A prospective wet crossmatch is often not possible in the time available prior to a cardiothoracic transplant. In the UK, instead of a wet crossmatch, a virtual crossmatch risk stratification based on the British Transplant Society (BTS) guidelines is carried out based on Luminex defined Donor Specific Antibodies (DSA) as follows:

  • No DSA = Level I Standard Risk
  • DSA < 2000 MFI = Level II Low Risk
  • DSA > 2000, < 5000 = Level III Intermediate Risk. Low risk of hyperacute rejection but significant risk of early rejection and antibody mediated graft damage. Immediate pre-transplant antibody reduction may be considered when feasible
  • DSA > 5000, = Level IV High Risk

A CDC test result if available would also be used as part of the risk stratification. Luminex Pos. CDC Neg. with cumulative DSA less than 10000 would not be considered a contraindication in most transplant units provided no individual DSA was greater than 5000 MFI.

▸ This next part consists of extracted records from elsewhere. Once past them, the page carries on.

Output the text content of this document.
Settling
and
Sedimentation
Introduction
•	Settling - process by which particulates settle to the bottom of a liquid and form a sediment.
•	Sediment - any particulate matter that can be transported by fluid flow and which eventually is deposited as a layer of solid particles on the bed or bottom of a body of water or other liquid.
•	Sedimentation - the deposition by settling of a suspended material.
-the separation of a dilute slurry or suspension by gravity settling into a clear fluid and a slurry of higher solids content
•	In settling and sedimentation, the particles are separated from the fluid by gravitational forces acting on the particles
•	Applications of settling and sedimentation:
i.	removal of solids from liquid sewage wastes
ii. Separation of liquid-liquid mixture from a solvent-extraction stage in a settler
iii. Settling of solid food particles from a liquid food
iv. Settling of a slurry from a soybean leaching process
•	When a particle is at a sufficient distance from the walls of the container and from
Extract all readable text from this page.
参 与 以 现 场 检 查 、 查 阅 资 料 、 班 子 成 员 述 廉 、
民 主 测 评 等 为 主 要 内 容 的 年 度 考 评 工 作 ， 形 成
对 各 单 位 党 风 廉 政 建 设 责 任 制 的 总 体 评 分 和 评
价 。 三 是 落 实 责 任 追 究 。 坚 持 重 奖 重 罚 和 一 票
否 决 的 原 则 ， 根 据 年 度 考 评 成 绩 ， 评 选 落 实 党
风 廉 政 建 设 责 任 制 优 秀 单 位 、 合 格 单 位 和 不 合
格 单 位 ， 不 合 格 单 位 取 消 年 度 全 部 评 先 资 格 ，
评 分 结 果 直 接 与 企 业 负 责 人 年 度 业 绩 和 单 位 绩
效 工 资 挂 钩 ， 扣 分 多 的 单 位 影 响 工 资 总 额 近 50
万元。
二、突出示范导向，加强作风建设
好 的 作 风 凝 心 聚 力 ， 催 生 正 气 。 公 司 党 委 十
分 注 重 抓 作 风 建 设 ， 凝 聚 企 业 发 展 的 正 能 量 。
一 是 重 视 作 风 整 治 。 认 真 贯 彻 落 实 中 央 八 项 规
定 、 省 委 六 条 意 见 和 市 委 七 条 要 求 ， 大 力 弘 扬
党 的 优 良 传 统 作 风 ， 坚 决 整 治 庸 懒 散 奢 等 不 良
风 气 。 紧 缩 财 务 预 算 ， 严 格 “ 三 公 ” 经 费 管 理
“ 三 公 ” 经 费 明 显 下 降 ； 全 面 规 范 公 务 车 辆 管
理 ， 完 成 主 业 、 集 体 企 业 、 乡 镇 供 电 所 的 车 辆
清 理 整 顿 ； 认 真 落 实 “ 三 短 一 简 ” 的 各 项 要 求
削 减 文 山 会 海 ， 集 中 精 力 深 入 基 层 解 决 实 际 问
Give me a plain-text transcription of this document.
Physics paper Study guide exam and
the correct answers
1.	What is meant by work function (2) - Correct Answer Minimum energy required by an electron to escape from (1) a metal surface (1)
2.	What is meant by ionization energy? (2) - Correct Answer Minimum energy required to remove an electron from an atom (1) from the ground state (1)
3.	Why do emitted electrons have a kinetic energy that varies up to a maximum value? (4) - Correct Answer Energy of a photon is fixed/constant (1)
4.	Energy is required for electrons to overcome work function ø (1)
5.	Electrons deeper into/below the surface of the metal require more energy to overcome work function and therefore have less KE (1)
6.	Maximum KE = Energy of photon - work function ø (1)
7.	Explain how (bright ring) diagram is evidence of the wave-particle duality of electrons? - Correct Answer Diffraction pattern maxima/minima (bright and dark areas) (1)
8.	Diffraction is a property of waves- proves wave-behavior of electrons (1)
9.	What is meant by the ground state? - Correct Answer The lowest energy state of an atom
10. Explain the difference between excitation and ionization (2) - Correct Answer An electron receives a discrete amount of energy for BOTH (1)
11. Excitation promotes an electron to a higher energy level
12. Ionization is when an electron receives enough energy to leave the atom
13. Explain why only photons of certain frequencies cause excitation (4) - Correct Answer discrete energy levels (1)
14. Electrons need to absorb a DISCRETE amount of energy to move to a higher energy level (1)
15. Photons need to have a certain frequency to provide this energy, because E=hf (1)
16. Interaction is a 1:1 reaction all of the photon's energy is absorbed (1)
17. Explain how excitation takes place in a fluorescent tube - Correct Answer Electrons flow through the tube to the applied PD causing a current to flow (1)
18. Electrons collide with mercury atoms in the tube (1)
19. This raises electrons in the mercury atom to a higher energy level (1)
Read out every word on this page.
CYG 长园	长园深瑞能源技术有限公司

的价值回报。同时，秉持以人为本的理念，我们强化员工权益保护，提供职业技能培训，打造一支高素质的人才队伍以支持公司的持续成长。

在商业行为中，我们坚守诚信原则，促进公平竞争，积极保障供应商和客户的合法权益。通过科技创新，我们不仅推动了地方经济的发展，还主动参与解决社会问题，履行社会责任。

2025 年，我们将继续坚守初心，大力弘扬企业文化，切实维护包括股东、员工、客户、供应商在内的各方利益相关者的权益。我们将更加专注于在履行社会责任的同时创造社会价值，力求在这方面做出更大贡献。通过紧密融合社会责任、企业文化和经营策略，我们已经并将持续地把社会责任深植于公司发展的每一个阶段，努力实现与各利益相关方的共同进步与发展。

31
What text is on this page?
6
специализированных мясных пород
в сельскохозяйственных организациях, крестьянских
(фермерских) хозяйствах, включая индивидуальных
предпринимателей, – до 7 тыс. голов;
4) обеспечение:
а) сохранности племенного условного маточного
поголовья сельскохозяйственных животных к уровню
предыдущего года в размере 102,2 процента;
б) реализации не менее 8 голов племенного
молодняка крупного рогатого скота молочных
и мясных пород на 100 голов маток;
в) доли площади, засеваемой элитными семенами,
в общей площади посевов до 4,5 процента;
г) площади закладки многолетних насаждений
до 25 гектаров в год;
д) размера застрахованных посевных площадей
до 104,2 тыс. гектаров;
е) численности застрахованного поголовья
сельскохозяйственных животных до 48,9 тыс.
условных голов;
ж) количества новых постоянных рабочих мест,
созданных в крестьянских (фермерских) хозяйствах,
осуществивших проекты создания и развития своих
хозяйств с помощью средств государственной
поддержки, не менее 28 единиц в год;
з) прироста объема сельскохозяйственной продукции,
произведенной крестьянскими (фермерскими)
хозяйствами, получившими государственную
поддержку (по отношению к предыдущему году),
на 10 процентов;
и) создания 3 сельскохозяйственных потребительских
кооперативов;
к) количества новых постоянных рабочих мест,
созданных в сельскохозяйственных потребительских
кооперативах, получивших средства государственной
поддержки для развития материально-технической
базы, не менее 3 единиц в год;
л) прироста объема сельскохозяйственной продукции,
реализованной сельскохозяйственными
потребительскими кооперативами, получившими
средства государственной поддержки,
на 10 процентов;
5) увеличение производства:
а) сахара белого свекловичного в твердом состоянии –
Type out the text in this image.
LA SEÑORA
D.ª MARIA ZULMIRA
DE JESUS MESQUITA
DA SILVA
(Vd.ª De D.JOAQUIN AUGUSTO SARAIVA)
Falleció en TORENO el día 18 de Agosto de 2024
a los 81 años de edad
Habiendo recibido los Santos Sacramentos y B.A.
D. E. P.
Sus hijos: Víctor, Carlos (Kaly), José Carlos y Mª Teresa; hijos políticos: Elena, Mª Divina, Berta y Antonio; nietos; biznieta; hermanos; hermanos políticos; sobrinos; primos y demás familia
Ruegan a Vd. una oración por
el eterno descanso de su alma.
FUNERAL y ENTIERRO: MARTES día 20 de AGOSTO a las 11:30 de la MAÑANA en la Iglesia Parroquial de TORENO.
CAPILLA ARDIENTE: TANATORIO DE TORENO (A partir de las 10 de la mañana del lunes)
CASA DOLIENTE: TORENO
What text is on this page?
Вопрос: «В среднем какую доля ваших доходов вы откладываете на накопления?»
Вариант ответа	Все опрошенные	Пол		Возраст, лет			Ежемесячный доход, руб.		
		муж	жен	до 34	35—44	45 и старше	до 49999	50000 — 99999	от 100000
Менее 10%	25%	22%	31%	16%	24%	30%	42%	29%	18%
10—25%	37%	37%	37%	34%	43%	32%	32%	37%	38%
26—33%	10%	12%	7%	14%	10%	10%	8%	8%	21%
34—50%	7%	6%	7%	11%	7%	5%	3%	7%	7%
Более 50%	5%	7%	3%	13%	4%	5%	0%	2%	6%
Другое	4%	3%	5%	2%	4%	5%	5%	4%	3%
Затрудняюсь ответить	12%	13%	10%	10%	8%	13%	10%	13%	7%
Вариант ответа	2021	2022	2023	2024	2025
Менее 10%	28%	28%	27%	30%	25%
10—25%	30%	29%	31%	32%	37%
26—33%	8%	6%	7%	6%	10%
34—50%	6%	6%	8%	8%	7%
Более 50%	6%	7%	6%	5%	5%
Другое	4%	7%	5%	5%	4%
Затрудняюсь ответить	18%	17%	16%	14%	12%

A retrospective Flow crossmatch (and potentially also a CDC crossmatch) is carried out post-transplant and a Luminex SAB test on the day of transplant sample to help with post-transplant risk stratification.

Cumulative DSA MFI more than 5000

A cumulative DSA MFI of more than 5000 but less than 10000 would not be considered a contraindication to transplantation in most transplant units provided no individual DSA was greater than 5000. MFI Depending on the clinical urgency and logistical practicality, a prospective wet crossmatch may be undertaken to aid risk assessment if possible. A prospective Luminex SAB test may be required depending on the date bled of the last test (greater than 3 months since last sample) and any sensitising events since that sample.